First post, and I've made a stupid mistake. Having carefully checked that the polarity of the 12V lead I have that fits my TV is the same as the TV's own lead, I failed to notice the glaring negative symbol on the multimeter and merrily connected the TV but much to my surpise it didn't work. Neither did it work on the 'mains' lead any more. I rechecked the polarity and this time saw the negative symbol! Oops.

My question is this - is the TV terminally dead, or is there a chance that a fuse or other safety protection device has blown inside the TV which can be replaced?

Hopefully
Dave


----------



## Zebedee (Oct 3, 2007)

Hi Dave

I'm not confessing to anything - I hope that's clearly understood!! 8O  

There will almost certainly be a fuse in the set which a competent repair chappie can fix. It's a fiddly job and took the bloke who did my neighbour's daughter's boyfriend's mother's set ( 8O :roll: ) just over an hour.
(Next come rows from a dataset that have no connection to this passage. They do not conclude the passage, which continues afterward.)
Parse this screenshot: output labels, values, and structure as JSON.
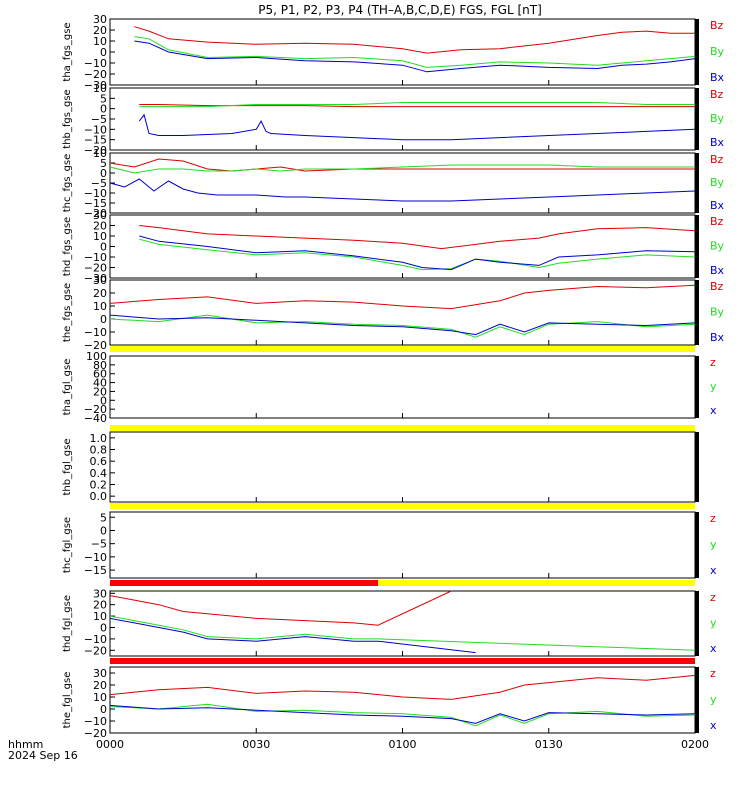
{
  "title": "P5, P1, P2, P3, P4 (TH–A,B,C,D,E) FGS, FGL [nT]",
  "x_axis": {
    "unit_label": "hhmm",
    "date_label": "2024 Sep 16",
    "ticks": [
      "0000",
      "0030",
      "0100",
      "0130",
      "0200"
    ],
    "range_minutes": [
      0,
      120
    ]
  },
  "colors": {
    "x": "#0000cc",
    "y": "#22dd22",
    "z": "#dd0000",
    "bar_yellow": "#ffff00",
    "bar_red": "#ff0000"
  },
  "chart_data": [
    {
      "type": "line",
      "ylabel": "tha_fgs_gse",
      "ylim": [
        -30,
        30
      ],
      "yticks": [
        "−30",
        "−20",
        "−10",
        "0",
        "10",
        "20",
        "30"
      ],
      "legend": [
        "Bz",
        "By",
        "Bx"
      ],
      "series": [
        {
          "name": "Bz",
          "x": [
            5,
            8,
            12,
            20,
            30,
            40,
            50,
            60,
            65,
            72,
            80,
            90,
            100,
            105,
            110,
            115,
            120
          ],
          "y": [
            23,
            19,
            12,
            9,
            7,
            8,
            7,
            3,
            -1,
            2,
            3,
            8,
            15,
            18,
            19,
            17,
            17
          ]
        },
        {
          "name": "By",
          "x": [
            5,
            8,
            12,
            20,
            30,
            40,
            50,
            60,
            65,
            72,
            80,
            90,
            100,
            105,
            110,
            115,
            120
          ],
          "y": [
            14,
            12,
            2,
            -5,
            -4,
            -6,
            -5,
            -8,
            -14,
            -12,
            -9,
            -10,
            -12,
            -10,
            -8,
            -6,
            -4
          ]
        },
        {
          "name": "Bx",
          "x": [
            5,
            8,
            12,
            20,
            30,
            40,
            50,
            60,
            65,
            72,
            80,
            90,
            100,
            105,
            110,
            115,
            120
          ],
          "y": [
            10,
            8,
            0,
            -6,
            -5,
            -8,
            -9,
            -12,
            -18,
            -15,
            -12,
            -14,
            -15,
            -12,
            -11,
            -9,
            -6
          ]
        }
      ]
    },
    {
      "type": "line",
      "ylabel": "thb_fgs_gse",
      "ylim": [
        -20,
        10
      ],
      "yticks": [
        "−20",
        "−15",
        "−10",
        "−5",
        "0",
        "5",
        "10"
      ],
      "legend": [
        "Bz",
        "By",
        "Bx"
      ],
      "series": [
        {
          "name": "Bz",
          "x": [
            6,
            10,
            20,
            30,
            40,
            50,
            60,
            70,
            80,
            90,
            100,
            110,
            120
          ],
          "y": [
            2,
            2,
            1.5,
            1.5,
            1.5,
            1,
            1,
            1,
            1,
            1,
            1,
            1,
            1
          ]
        },
        {
          "name": "By",
          "x": [
            6,
            10,
            20,
            30,
            40,
            50,
            60,
            70,
            80,
            90,
            100,
            110,
            120
          ],
          "y": [
            1,
            1,
            1,
            2,
            2,
            2,
            3,
            3,
            3,
            3,
            3,
            2,
            2
          ]
        },
        {
          "name": "Bx",
          "x": [
            6,
            7,
            8,
            10,
            15,
            25,
            30,
            31,
            32,
            33,
            40,
            50,
            60,
            70,
            80,
            90,
            100,
            110,
            120
          ],
          "y": [
            -6,
            -3,
            -12,
            -13,
            -13,
            -12,
            -10,
            -6,
            -11,
            -12,
            -13,
            -14,
            -15,
            -15,
            -14,
            -13,
            -12,
            -11,
            -10
          ]
        }
      ]
    },
    {
      "type": "line",
      "ylabel": "thc_fgs_gse",
      "ylim": [
        -20,
        10
      ],
      "yticks": [
        "−20",
        "−15",
        "−10",
        "−5",
        "0",
        "5",
        "10"
      ],
      "legend": [
        "Bz",
        "By",
        "Bx"
      ],
      "series": [
        {
          "name": "Bz",
          "x": [
            0,
            5,
            10,
            15,
            20,
            25,
            30,
            35,
            40,
            50,
            60,
            70,
            80,
            90,
            100,
            110,
            120
          ],
          "y": [
            5,
            3,
            7,
            6,
            2,
            1,
            2,
            3,
            1,
            2,
            2,
            2,
            2,
            2,
            2,
            2,
            2
          ]
        },
        {
          "name": "By",
          "x": [
            0,
            5,
            10,
            15,
            20,
            25,
            30,
            35,
            40,
            50,
            60,
            70,
            80,
            90,
            100,
            110,
            120
          ],
          "y": [
            3,
            0,
            2,
            2,
            1,
            1,
            2,
            1,
            2,
            2,
            3,
            4,
            4,
            4,
            3,
            3,
            3
          ]
        },
        {
          "name": "Bx",
          "x": [
            0,
            3,
            6,
            9,
            12,
            15,
            18,
            22,
            30,
            36,
            40,
            50,
            60,
            70,
            80,
            90,
            100,
            110,
            120
          ],
          "y": [
            -5,
            -7,
            -3,
            -9,
            -4,
            -8,
            -10,
            -11,
            -11,
            -12,
            -12,
            -13,
            -14,
            -14,
            -13,
            -12,
            -11,
            -10,
            -9
          ]
        }
      ]
    },
    {
      "type": "line",
      "ylabel": "thd_fgs_gse",
      "ylim": [
        -30,
        30
      ],
      "yticks": [
        "−30",
        "−20",
        "−10",
        "0",
        "10",
        "20",
        "30"
      ],
      "legend": [
        "Bz",
        "By",
        "Bx"
      ],
      "series": [
        {
          "name": "Bz",
          "x": [
            6,
            10,
            20,
            30,
            40,
            50,
            60,
            68,
            75,
            80,
            88,
            92,
            100,
            110,
            120
          ],
          "y": [
            20,
            18,
            12,
            10,
            8,
            6,
            3,
            -2,
            2,
            5,
            8,
            12,
            17,
            18,
            15
          ]
        },
        {
          "name": "By",
          "x": [
            6,
            10,
            20,
            30,
            40,
            50,
            60,
            64,
            70,
            75,
            80,
            88,
            92,
            100,
            110,
            120
          ],
          "y": [
            7,
            2,
            -3,
            -8,
            -6,
            -10,
            -18,
            -22,
            -21,
            -12,
            -14,
            -20,
            -16,
            -12,
            -8,
            -10
          ]
        },
        {
          "name": "Bx",
          "x": [
            6,
            10,
            20,
            30,
            40,
            50,
            60,
            64,
            70,
            75,
            80,
            88,
            92,
            100,
            110,
            120
          ],
          "y": [
            10,
            5,
            0,
            -6,
            -4,
            -9,
            -15,
            -20,
            -22,
            -12,
            -15,
            -18,
            -10,
            -8,
            -4,
            -5
          ]
        }
      ]
    },
    {
      "type": "line",
      "ylabel": "the_fgs_gse",
      "ylim": [
        -20,
        30
      ],
      "yticks": [
        "−20",
        "−10",
        "0",
        "10",
        "20",
        "30"
      ],
      "legend": [
        "Bz",
        "By",
        "Bx"
      ],
      "series": [
        {
          "name": "Bz",
          "x": [
            0,
            10,
            20,
            30,
            40,
            50,
            60,
            70,
            80,
            85,
            90,
            100,
            110,
            120
          ],
          "y": [
            12,
            15,
            17,
            12,
            14,
            13,
            10,
            8,
            14,
            20,
            22,
            25,
            24,
            26
          ]
        },
        {
          "name": "By",
          "x": [
            0,
            10,
            20,
            30,
            40,
            50,
            60,
            70,
            75,
            80,
            85,
            90,
            100,
            110,
            120
          ],
          "y": [
            0,
            -2,
            3,
            -3,
            -2,
            -4,
            -5,
            -8,
            -14,
            -6,
            -12,
            -4,
            -2,
            -6,
            -4
          ]
        },
        {
          "name": "Bx",
          "x": [
            0,
            10,
            20,
            30,
            40,
            50,
            60,
            70,
            75,
            80,
            85,
            90,
            100,
            110,
            120
          ],
          "y": [
            3,
            0,
            1,
            -1,
            -3,
            -5,
            -6,
            -9,
            -12,
            -4,
            -10,
            -3,
            -4,
            -5,
            -3
          ]
        }
      ]
    },
    {
      "type": "line",
      "ylabel": "tha_fgl_gse",
      "ylim": [
        -40,
        100
      ],
      "yticks": [
        "−40",
        "−20",
        "0",
        "20",
        "40",
        "60",
        "80",
        "100"
      ],
      "legend": [
        "z",
        "y",
        "x"
      ],
      "series": [],
      "top_bar": "yellow"
    },
    {
      "type": "line",
      "ylabel": "thb_fgl_gse",
      "ylim": [
        -0.1,
        1.1
      ],
      "yticks": [
        "0.0",
        "0.2",
        "0.4",
        "0.6",
        "0.8",
        "1.0"
      ],
      "legend": [],
      "series": [],
      "top_bar": "yellow"
    },
    {
      "type": "line",
      "ylabel": "thc_fgl_gse",
      "ylim": [
        -18,
        7
      ],
      "yticks": [
        "−15",
        "−10",
        "−5",
        "0",
        "5"
      ],
      "legend": [
        "z",
        "y",
        "x"
      ],
      "series": [],
      "top_bar": "yellow"
    },
    {
      "type": "line",
      "ylabel": "thd_fgl_gse",
      "ylim": [
        -25,
        32
      ],
      "yticks": [
        "−20",
        "−10",
        "0",
        "10",
        "20",
        "30"
      ],
      "legend": [
        "z",
        "y",
        "x"
      ],
      "top_bar": "red-yellow",
      "series": [
        {
          "name": "z",
          "x": [
            0,
            5,
            10,
            15,
            20,
            30,
            40,
            50,
            55,
            70
          ],
          "y": [
            28,
            24,
            20,
            14,
            12,
            8,
            6,
            4,
            2,
            32
          ]
        },
        {
          "name": "y",
          "x": [
            0,
            5,
            10,
            15,
            20,
            30,
            40,
            45,
            50,
            55,
            120
          ],
          "y": [
            10,
            6,
            2,
            -2,
            -8,
            -10,
            -6,
            -8,
            -10,
            -10,
            -20
          ]
        },
        {
          "name": "x",
          "x": [
            0,
            5,
            10,
            15,
            20,
            30,
            40,
            45,
            50,
            55,
            75
          ],
          "y": [
            8,
            4,
            0,
            -4,
            -10,
            -12,
            -8,
            -10,
            -12,
            -12,
            -22
          ]
        }
      ]
    },
    {
      "type": "line",
      "ylabel": "the_fgl_gse",
      "ylim": [
        -20,
        35
      ],
      "yticks": [
        "−20",
        "−10",
        "0",
        "10",
        "20",
        "30"
      ],
      "legend": [
        "z",
        "y",
        "x"
      ],
      "top_bar": "red",
      "series": [
        {
          "name": "z",
          "x": [
            0,
            10,
            20,
            30,
            40,
            50,
            60,
            70,
            80,
            85,
            90,
            100,
            110,
            120
          ],
          "y": [
            12,
            16,
            18,
            13,
            15,
            14,
            10,
            8,
            14,
            20,
            22,
            26,
            24,
            28
          ]
        },
        {
          "name": "y",
          "x": [
            0,
            10,
            20,
            30,
            40,
            50,
            60,
            70,
            75,
            80,
            85,
            90,
            100,
            110,
            120
          ],
          "y": [
            2,
            0,
            4,
            -2,
            -1,
            -3,
            -4,
            -7,
            -14,
            -5,
            -12,
            -4,
            -2,
            -6,
            -5
          ]
        },
        {
          "name": "x",
          "x": [
            0,
            10,
            20,
            30,
            40,
            50,
            60,
            70,
            75,
            80,
            85,
            90,
            100,
            110,
            120
          ],
          "y": [
            3,
            0,
            1,
            -1,
            -3,
            -5,
            -6,
            -8,
            -12,
            -4,
            -10,
            -3,
            -4,
            -5,
            -4
          ]
        }
      ]
    }
  ]
}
I think the above-mentioned idiot payed about £30, and that was a callout to my (I mean *her*) house.

Hope this helps

Dave


----------



## Pudsey_Bear (Sep 25, 2008)

Hi Dave welcome to the mad house,

Sorry your first post isn't a good one, and sorry I'm not sure what to suggest.

Make and model of TV might get better info though, as someone might have already done this easily done mistake and already found a cure (hopefully).

Kev.


----------



## Spacerunner (Mar 18, 2006)

Almost certainly a small fuse inside has blown. And as certainly a b***er to find if, like me, you're an electrical virgin!!


----------



## Medallionman (Nov 26, 2005)

I did the same to mine. used the wrong 'power pack' by mistake.
It was a 7" portable I was going to connect to a reversing camera. I took it apart but couldn't find anything 'fried': ended up binnig it.
Cheers,
Brian


----------



## Zebedee (Oct 3, 2007)

Forgot to mention - when the repair bloke fixed mine (I mean hers!! 8O ) the fuse was soldered in, and didn't look anything like a "normal" fuse.

It looked much more like a small resistor - or so I was told!!

_(Still admitting nothing!! 8O   )_

Dave


----------



## GerryD (Sep 20, 2007)

Zebedee said:


> Forgot to mention - when the repair bloke fixed mine (I mean hers!! 8O ) the fuse was soldered in, and didn't look anything like a "normal" fuse.
> 
> It looked much more like a small resistor - or so I was told!!
> 
> ...


It is more likely to be a fusible link, although some do have a small glass fuse on the inverter board, which may be easily visible when the back cover is off.
Gerry


----------



## Didd (Apr 20, 2009)

Thanks for the speedy replies. Unforunately, the person who I would normally ask such questions is the very same person who gave me the TV only yesterday. Looks like I'm going to have to 'fess up.

The make/model if anybody is interested is Alba ALCD15DVD1.

I'll let you know what happens.

Thanks again - at least I now have hope!

Dave


----------